BMBF Project Report: Africa Could Become Germany’s Hydrogen Supplier

By May 21, 2021 3   min read  (393 words)

May 21, 2021 |

Fuel cells works, hydrogen, BMBF, Africa, h2, fuel cells

The first results of the BMBF project “Green Hydrogen Potential Atlas” show immense potential for a hydrogen partnership between Germany and West Africa. Press conference with the Federal Minister for Education and Research Anja Karliczek, Dr. Stefan Kaufmann, green hydrogen innovation officer, Christoph Kannengießer, managing director of the German African Business Association and Solomon Nwabueze Agbo, project coordinator on the subject of establishing a hydrogen partnership with West Africa.

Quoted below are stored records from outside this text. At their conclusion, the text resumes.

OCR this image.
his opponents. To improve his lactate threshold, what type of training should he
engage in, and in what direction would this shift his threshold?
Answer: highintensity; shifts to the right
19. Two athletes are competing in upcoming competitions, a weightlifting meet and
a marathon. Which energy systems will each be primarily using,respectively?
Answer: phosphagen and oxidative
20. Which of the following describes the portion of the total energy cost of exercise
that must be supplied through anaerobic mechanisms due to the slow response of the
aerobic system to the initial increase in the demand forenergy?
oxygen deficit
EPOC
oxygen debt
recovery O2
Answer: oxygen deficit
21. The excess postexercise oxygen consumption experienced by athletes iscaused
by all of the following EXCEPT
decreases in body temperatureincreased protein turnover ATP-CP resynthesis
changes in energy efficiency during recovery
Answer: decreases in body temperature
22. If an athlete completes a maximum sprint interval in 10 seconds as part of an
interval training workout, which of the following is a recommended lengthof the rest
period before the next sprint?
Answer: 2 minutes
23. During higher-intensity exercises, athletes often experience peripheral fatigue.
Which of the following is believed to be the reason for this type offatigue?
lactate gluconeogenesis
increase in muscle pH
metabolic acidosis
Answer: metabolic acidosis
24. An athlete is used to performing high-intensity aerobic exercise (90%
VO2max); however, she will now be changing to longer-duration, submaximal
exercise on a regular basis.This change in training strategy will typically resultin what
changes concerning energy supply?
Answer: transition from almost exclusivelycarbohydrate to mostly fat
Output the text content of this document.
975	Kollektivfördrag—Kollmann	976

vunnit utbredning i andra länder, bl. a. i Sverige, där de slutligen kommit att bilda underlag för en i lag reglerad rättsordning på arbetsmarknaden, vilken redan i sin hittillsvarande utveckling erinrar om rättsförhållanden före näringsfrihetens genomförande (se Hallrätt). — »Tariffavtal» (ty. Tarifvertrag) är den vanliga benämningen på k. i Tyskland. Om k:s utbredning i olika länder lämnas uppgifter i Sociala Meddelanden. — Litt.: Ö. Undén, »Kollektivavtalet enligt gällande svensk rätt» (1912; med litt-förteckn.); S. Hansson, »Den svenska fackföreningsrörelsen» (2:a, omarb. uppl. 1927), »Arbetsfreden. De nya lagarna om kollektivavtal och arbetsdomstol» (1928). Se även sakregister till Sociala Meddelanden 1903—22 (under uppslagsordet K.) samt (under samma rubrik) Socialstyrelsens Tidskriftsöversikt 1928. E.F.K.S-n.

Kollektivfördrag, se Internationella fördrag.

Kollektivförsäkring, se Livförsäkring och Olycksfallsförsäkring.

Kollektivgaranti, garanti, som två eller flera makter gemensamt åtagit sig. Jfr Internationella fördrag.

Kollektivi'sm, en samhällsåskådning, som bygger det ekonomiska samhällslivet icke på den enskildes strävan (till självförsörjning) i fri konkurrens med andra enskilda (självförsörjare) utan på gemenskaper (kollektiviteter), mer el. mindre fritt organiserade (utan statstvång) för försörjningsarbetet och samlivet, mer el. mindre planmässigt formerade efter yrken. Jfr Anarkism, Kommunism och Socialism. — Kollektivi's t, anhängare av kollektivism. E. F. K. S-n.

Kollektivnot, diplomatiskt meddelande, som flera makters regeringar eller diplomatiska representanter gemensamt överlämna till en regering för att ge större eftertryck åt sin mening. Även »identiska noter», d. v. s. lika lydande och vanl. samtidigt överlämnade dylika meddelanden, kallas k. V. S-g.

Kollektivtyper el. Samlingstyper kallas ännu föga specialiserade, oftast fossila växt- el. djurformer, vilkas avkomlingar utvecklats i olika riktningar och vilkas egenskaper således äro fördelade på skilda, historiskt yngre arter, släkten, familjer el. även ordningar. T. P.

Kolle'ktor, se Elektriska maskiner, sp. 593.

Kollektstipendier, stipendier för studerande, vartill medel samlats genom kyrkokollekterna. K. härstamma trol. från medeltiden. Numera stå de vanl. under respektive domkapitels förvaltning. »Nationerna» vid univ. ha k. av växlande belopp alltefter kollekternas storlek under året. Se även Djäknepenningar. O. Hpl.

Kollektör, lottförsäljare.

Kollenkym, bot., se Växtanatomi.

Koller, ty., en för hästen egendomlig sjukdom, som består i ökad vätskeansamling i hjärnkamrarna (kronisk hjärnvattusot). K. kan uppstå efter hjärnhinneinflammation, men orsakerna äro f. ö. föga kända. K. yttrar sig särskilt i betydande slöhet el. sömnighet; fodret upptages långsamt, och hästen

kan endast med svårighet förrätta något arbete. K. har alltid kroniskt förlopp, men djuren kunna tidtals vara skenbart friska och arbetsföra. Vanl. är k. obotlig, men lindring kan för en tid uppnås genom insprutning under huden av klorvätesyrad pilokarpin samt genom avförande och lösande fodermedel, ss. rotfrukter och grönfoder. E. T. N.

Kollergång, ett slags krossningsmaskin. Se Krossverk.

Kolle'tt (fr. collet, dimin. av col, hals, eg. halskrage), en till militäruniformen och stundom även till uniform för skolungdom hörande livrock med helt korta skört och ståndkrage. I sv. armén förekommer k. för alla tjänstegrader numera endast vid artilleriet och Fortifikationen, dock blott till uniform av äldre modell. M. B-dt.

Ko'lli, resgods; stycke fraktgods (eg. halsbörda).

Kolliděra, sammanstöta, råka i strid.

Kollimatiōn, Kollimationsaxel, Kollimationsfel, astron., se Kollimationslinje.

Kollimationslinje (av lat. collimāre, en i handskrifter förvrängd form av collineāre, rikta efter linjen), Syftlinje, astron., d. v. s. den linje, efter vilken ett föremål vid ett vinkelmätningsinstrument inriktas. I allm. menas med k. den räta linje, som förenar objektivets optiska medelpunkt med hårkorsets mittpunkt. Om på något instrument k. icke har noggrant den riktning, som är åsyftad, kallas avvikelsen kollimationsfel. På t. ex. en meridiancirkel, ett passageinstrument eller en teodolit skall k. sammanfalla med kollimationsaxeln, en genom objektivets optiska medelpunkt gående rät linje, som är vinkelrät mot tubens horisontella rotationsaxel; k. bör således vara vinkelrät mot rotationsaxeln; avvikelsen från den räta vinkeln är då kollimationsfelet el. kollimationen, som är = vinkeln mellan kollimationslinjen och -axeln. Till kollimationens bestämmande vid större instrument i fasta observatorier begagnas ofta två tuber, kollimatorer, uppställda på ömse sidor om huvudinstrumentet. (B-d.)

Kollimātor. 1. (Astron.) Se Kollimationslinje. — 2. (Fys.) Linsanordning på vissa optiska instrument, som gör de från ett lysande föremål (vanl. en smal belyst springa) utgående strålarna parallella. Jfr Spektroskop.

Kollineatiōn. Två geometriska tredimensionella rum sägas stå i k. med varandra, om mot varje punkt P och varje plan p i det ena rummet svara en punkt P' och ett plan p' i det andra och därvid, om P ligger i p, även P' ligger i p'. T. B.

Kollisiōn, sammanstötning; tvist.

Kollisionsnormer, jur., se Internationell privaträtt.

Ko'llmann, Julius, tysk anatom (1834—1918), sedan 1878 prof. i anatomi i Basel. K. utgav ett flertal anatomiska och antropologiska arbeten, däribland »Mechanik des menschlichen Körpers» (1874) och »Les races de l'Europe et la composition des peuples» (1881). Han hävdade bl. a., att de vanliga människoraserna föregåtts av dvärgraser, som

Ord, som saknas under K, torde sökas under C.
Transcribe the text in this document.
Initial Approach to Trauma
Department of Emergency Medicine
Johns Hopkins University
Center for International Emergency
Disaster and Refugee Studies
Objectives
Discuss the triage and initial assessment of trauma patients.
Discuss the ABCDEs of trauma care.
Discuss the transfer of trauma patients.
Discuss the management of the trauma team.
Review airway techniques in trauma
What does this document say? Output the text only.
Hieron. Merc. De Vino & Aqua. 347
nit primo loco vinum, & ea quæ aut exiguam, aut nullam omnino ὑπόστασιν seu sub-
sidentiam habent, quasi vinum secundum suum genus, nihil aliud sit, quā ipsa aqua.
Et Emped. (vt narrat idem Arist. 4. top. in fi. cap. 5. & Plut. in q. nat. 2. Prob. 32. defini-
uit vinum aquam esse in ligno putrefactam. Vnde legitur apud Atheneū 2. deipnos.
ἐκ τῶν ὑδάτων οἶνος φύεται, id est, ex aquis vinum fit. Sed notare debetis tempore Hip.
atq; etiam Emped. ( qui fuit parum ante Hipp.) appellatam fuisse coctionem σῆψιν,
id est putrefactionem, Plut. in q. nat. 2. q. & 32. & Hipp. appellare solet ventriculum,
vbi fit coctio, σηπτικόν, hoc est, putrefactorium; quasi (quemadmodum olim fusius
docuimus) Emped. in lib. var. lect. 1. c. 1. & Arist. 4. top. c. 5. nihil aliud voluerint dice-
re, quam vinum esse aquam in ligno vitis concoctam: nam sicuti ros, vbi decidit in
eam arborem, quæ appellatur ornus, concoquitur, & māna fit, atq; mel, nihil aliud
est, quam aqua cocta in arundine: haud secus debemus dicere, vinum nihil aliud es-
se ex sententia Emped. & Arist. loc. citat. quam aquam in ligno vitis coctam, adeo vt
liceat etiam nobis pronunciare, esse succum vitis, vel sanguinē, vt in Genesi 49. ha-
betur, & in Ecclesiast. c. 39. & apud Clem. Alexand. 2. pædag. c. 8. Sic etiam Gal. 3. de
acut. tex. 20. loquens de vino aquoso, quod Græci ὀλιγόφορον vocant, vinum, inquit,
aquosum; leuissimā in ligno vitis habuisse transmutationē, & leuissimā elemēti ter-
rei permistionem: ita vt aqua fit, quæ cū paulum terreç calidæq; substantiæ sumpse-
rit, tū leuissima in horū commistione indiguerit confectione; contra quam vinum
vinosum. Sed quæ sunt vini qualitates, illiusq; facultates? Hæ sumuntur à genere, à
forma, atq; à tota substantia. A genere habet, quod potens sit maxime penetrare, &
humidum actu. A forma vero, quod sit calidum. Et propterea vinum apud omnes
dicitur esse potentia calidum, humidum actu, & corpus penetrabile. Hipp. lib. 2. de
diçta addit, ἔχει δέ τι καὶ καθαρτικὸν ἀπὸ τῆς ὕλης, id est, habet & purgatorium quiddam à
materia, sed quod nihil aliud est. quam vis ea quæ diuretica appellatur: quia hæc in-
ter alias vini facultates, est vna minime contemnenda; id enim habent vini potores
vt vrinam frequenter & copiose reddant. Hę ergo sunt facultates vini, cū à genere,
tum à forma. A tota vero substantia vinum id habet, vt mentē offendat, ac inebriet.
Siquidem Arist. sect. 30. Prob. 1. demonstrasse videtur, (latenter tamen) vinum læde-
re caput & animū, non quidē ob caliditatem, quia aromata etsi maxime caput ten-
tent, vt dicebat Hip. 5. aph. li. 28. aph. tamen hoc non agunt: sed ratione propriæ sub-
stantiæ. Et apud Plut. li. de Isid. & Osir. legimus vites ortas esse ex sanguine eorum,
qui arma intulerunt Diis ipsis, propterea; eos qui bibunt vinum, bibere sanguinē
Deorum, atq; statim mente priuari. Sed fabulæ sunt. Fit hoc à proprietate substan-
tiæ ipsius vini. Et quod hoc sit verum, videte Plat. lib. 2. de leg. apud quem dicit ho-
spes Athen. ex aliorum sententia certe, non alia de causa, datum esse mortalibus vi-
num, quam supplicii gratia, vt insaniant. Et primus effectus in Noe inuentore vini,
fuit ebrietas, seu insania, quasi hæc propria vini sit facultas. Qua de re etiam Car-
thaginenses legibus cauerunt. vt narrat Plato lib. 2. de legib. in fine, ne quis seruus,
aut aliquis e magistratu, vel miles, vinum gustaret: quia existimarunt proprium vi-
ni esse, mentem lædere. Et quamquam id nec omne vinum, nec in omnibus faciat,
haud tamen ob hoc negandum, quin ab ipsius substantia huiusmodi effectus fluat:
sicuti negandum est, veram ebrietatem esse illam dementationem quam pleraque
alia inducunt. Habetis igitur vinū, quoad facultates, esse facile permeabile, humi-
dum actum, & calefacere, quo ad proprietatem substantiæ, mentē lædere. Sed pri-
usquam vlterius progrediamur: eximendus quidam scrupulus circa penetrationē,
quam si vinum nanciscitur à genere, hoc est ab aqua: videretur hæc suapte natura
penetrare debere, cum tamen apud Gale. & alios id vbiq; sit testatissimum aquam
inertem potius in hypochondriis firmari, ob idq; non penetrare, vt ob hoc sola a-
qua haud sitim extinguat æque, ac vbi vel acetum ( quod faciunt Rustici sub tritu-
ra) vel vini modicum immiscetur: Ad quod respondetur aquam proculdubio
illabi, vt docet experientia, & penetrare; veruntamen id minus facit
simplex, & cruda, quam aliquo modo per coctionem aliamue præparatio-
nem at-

In order to find out what potential there is for the production and export of green hydrogen in Africa, the Federal Ministry of Research has been funding a “Hydrogen Potential Atlas” since 2020. In addition to the conditions for the generation of renewable energies and the necessary infrastructure, it particularly considers the opportunities for sustainable development on site. On Thursday, May 20th, Federal Research Minister Anja Karliczek presented the first atlas results for the 15 states of the West African Economic Community (ECOWAS). They show: Africa could become an important partner for the German hydrogen economy in the future.

These are the most important results at a glance:

  1. In West Africa alone, a maximum of 165,000 TWh of green hydrogen could be produced annually. For comparison: That corresponds to 110 times the amount of green hydrogen that Germany will probably have to import in 2050.
  2. Of these 165,000 TWh of hydrogen, around 120,000 TWh could be produced annually for less than 2.50 euros per kilogram. For comparison: studies assume that the cost of one kilo of hydrogen in Germany will still be around 3.80 euros in 2050.
  3. Solar energy can be generated most cheaply in the northern regions of West Africa, and wind energy in the southern regions. Because of the low electricity production costs of solar energy under 2 cents per kWh in northern West Africa, the costs for the production of green hydrogen are particularly low here. For comparison: The electricity production costs with renewable energies in West Africa are around 30% lower than in Germany.
  4. It is possible to meet West Africa’s local energy needs – without significantly reducing the energy requirements for the production of green hydrogen.
  5. The development of a green hydrogen-based economy is associated with high social and economic benefits in both urban and rural regions of West Africa. This makes hydrogen technologies interesting for African decision-makers from politics and business – and increases the likelihood of a quick entry into the hydrogen economy.